SEC Charges Retailer and Former CEO for Accounting, Reporting, and Control Failures
The Securities and Exchange Commission today announced that Fort Worth, Texas, specialty retailer Tandy Leather Factory Inc. and its former chief executive officer Shannon Greene have agreed to settle charges for accounting, reporting, and control failures that led to a multi-year restatement of the company’s financial statements.
According to the SEC’s order, Tandy’s inventory tracking system was incapable of supporting its disclosed inventory accounting methodology because it did not properly maintain historical cost information for its inventory. Data from this system populated Tandy’s financial statements with inaccurate financial information, which in turn impacted the company’s calculations for, among other things, inventory, net income, and gross profit for years. Greene and others at the company were aware of the inventory tracking system’s limitations, but did not adequately remedy them, and failed to design and maintain proper accounting controls to reasonably ensure that Tandy’s transactions were recorded in accordance with generally accepted accounting principles. Tandy also failed to properly design, maintain, and evaluate its disclosure controls and procedures (DCP) and internal control over financial reporting (ICFR), and Greene failed to properly assess and evaluate the effectiveness of the same. As a result, Greene inaccurately certified that Tandy’s DCP and ICFR were properly designed and effective. On June 22, 2021, Tandy issued restated financial statements for fiscal years 2017 and 2018, each quarter in fiscal year 2018, and the first quarter of fiscal year 2019.
“Tandy’s inventory tracking system and related controls were critical to both its business and the information it provided investors, yet they were wholly insufficient,” said David Peavler, Director of the SEC’s Fort Worth Regional Office. “Properly functioning disclosure controls and ICFR are critical to reliable financial reporting, and we will hold companies and their responsible executives accountable for serious control failures like this.”
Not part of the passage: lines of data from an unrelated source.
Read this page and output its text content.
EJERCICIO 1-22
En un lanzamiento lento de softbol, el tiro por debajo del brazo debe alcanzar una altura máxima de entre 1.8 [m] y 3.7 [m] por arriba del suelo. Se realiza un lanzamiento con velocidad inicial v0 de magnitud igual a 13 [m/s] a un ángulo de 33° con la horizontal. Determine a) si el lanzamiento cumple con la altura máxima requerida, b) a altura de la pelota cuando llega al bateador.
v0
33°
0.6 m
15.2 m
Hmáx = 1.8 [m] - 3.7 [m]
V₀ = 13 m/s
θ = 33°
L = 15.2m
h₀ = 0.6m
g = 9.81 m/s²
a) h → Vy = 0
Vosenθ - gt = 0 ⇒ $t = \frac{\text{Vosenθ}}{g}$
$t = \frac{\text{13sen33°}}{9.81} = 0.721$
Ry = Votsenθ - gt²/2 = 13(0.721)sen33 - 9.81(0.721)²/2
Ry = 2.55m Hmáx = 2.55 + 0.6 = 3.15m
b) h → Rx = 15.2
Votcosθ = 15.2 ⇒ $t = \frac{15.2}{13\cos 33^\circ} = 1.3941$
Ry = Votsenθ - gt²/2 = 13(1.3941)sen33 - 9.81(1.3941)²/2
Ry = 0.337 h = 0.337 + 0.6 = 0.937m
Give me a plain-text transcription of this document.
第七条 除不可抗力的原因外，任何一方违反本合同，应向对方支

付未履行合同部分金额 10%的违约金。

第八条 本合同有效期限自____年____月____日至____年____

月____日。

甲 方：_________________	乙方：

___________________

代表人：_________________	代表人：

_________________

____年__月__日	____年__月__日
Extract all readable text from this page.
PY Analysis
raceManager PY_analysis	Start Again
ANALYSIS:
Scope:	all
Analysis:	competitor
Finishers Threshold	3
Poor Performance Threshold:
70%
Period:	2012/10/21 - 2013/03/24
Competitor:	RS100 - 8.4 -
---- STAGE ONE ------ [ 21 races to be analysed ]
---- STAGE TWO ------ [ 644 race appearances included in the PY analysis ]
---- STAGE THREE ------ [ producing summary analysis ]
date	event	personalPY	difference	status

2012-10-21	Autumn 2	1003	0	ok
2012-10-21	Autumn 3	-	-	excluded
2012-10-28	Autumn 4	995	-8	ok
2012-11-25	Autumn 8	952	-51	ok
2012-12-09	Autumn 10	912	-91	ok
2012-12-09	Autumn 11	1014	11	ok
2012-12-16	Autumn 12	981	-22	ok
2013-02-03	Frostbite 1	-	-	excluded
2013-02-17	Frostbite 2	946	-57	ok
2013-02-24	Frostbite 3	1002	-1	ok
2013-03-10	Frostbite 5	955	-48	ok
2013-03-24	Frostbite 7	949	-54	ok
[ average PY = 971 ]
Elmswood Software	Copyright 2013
The SEC’s order finds that Tandy violated, and Greene caused Tandy’s violations of, the reporting, record-keeping, and internal controls provisions of Sections 13(a), 13(b)(2)(A) and 13(b)(2)(B) of the Securities Exchange Act of 1934 and Rules 12b-20, 13a-1, 13a-13 and 13a-15(a)-(c) thereunder. Greene also is found to have violated the certification provisions of Exchange Act Rule 13a-14. Without admitting or denying the order’s findings, Tandy and Greene each consented to cease and desist from further committing or causing these violations and pay civil money penalties of $200,000 and $25,000, respectively. In accepting Tandy’s settlement offer, the SEC took into account remedial actions the company took promptly after learning of the issues detailed in the SEC’s order.
The SEC’s investigation was conducted by Rebecca Fike and Melvin Warren of the Fort Worth Regional Office under supervision by Scott Mascianica and Eric Werner.